Metadata-Version: 2.1
Name: autosom
Version: 1.1.2
Summary: Annotates the Sites of Metabolism (SOMs) of substrate-metabolite pairs.
Author-email: Roxane Jacob <roxane.axel.jacob@univie.ac.at>
License: MIT License
License-File: LICENSE
Requires-Python: >=3.11
Requires-Dist: chembl-structure-pipeline>=1.2.2
Requires-Dist: networkx>=3.3
Requires-Dist: numpy>=2.0.0
Requires-Dist: pandas>=2.2.3
Requires-Dist: rdkit>=2024.3.1
Requires-Dist: tqdm>=4.1.0
Provides-Extra: dev
Requires-Dist: black; extra == 'dev'
Requires-Dist: flake8; extra == 'dev'
Requires-Dist: isort; extra == 'dev'
Requires-Dist: mypy; extra == 'dev'
Requires-Dist: pydocstyle; extra == 'dev'
Requires-Dist: pytest; extra == 'dev'
Provides-Extra: vis
Requires-Dist: ipykernel; extra == 'vis'
Requires-Dist: ipywidgets; extra == 'vis'
Description-Content-Type: text/markdown

**AutoSOM**: A pipeline to automatically annotate the Sites of Metabolism (SOMs) of substrate-metabolite pairs.

### Installation

1. Create a conda environment with the required python version:

```sh
conda create --name autosom-env python=3.11
```

2. Activate the environment:

```sh
conda activate autosom-env
```

3. Install package:

```sh
pip install autosom
```


### Usage

To annotate data, please run:

```sh
python scripts/run.py -i INPUT_PATH -o OUTPUT_PATH -t[OPTIONAL] -e[OPTIONAL]
```

The `INPUT_PATH` is the path to your input data. The file format must be .csv. It should contain a "substrate_smiles" and a "metabolite_smiles" column containing the SMILES string of the substrate and metabolite, respectively, and a "substrate_id" column and "metabolite_id" column containing numerical identifiers of the substrate and metabolite, respectively. Any number and naming of additional column(s) is allowed. The ordering of columns is not important.
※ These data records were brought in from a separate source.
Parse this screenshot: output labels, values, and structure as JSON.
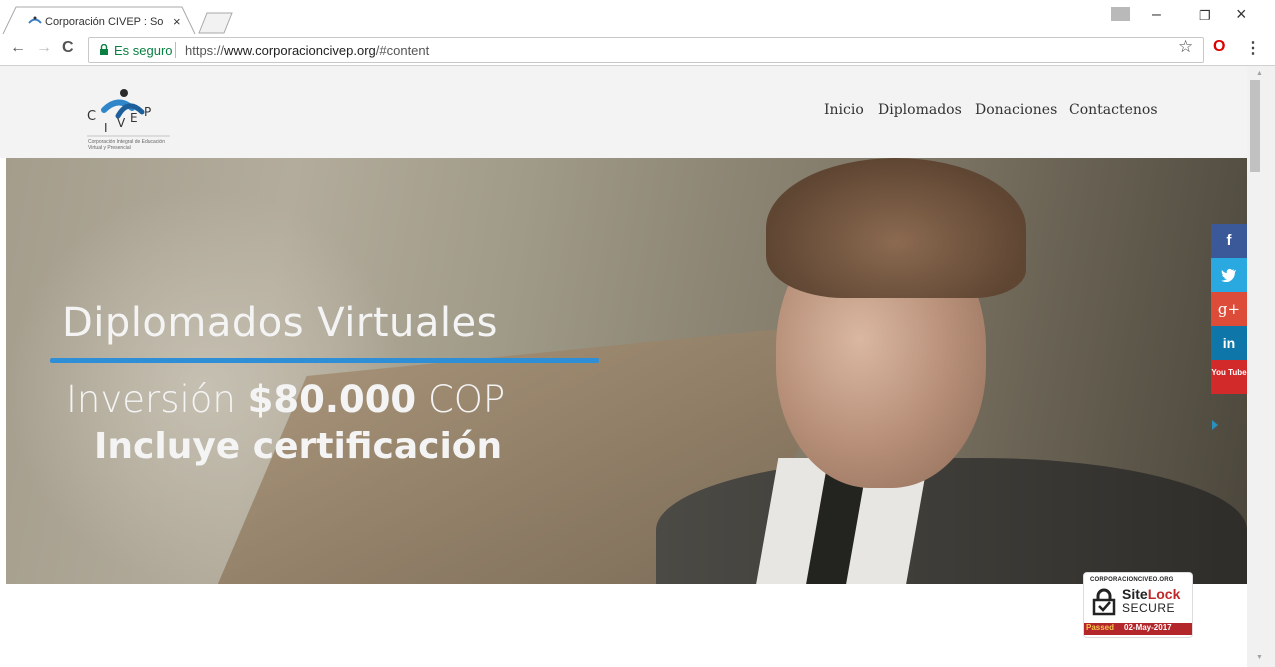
{
  "browser": {
    "tab_title": "Corporación CIVEP : Som",
    "tab_close": "×",
    "address": {
      "secure_label": "Es seguro",
      "url_scheme": "https://",
      "url_host": "www.corporacioncivep.org",
      "url_path": "/#content"
    },
    "icons": {
      "back": "←",
      "forward": "→",
      "reload": "C",
      "star": "☆",
      "opera": "O",
      "menu": "⋮",
      "minimize": "–",
      "restore": "❐",
      "close": "×"
    }
  },
  "site": {
    "logo": {
      "letters": [
        "C",
        "I",
        "V",
        "E",
        "P"
      ],
      "subtitle": "Corporación Integral de Educación Virtual y Presencial"
    },
    "nav": [
      "Inicio",
      "Diplomados",
      "Donaciones",
      "Contactenos"
    ],
    "hero": {
      "title": "Diplomados Virtuales",
      "investment_prefix": "Inversión",
      "investment_amount": "$80.000",
      "investment_currency": "COP",
      "certification": "Incluye certificación"
    },
    "social": [
      {
        "name": "facebook",
        "label": "f",
        "color": "#3b5998"
      },
      {
        "name": "twitter",
        "label": "🐦",
        "color": "#2aa9e0"
      },
      {
        "name": "google-plus",
        "label": "g+",
        "color": "#dd4b39"
      },
      {
        "name": "linkedin",
        "label": "in",
        "color": "#0e76a8"
      },
      {
        "name": "youtube",
        "label": "You Tube",
        "color": "#d22a2a"
      }
    ],
    "sitelock": {
      "domain": "CORPORACIONCIVEO.ORG",
      "brand_a": "Site",
      "brand_b": "Lock",
      "secure": "SECURE",
      "passed": "Passed",
      "date": "02-May-2017"
    }
  },
  "colors": {
    "accent_rule": "#2f8fd6",
    "secure_green": "#0b8043"
  }
}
The `OUTPUT_PATH` is the path where the output (annotated) data as well as the log file will be written.

The `-t` flag is optional and controls the number of seconds allowed for the annotator to complete. Default is 20 seconds.

The `-e` flag controls is optional and controls the strategy for annotating ester hydrolyses. Per default, AutoSOM annotates ester hydrolyses with the same logic as dealkylation reactions (on the alkyl C-atom). If the -e argument is set, the annotation is on the carbonyl C-atom, which is consistent with the MetaQSAR data set.


### Visualization

You can use the `visualize_results` Jupyter Notebook to visualize your results. For this, you'll first need to install the `ipykernel` and `ipywidgets` packages with pip.